Drivers reel as gasoline prices soar
The hike in gasoline prices is no joke especially to commuters.
Since this spring, the price of a gallon of unleaded gasoline has escalated from $1.29 a gallon to Tuesday morning's price of $1.79, at least at one local station.
A year ago, that gallon of gasoline would have cost $109.9.
One commuter, Jackie Wood, drives 72 miles in her trip to and from a school in Overland Park where she works as custodian.
As Wood filled up her car's gasoline tank Friday afternoon, she noted the increase in prices.

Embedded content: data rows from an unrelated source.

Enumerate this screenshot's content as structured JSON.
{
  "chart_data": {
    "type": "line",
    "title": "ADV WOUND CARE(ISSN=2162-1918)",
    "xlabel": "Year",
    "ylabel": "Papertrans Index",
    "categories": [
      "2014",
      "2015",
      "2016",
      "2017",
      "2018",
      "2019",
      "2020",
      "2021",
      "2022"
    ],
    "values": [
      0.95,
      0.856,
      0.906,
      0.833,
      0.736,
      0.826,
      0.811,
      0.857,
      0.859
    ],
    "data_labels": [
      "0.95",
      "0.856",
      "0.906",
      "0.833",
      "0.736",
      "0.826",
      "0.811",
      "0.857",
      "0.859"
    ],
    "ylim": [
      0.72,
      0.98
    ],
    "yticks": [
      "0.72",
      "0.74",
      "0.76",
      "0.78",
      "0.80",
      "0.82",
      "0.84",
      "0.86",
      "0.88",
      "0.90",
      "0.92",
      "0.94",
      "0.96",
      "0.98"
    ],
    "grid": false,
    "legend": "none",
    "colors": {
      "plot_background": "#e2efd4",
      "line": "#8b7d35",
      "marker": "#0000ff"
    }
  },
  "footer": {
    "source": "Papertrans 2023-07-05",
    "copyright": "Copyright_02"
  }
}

"We're all going to have to get part-time jobs to pay for it," she said. "I am going to look for a Saturday job to help pay for my gasoline."
Even though the gasoline hike hits everyone in the wallet, it doesn't seem to be keeping drivers at home at least not yet, said Terry Chop, manager of B&J Amoco.
"It actually seems like they're filling up more, and I don't know why," Chop said.
Each day's gasoline prices are as big of a surprise to Chop as they are to consumers at the pump and to the bulk distributors.
"They really don't know either, from one night to the next," Chop said.
Curt Wright, vice president of operations at Taylor Oil, Wellsville, distributes gasoline in Tonganoxie.
He, too, wouldn't hazard a guess on what gasoline prices would do.
"We really can't make that prediction," Wright said. "We're totally at the hands of the oil companies. Our cost changes every night at midnight. Sometimes it goes up, and sometimes it goes down it's all according to what the commodities market does. Unfortunately, the distributors and the retailers are totally at the mercy of the commodities market. Gasoline and diesel fuel are bought and traded like grain, and that's what sets the price."
In the 13 years that Taylor has been in the fuel business, this is the highest per-gallon price he's seen.
However, he said, part of that has to do with taxes.
"If gasoline's selling at $1.59.9, we pay 38.4 cents tax," Taylor said. "That's 20 cents state tax and 18.4 cents a gallon federal tax."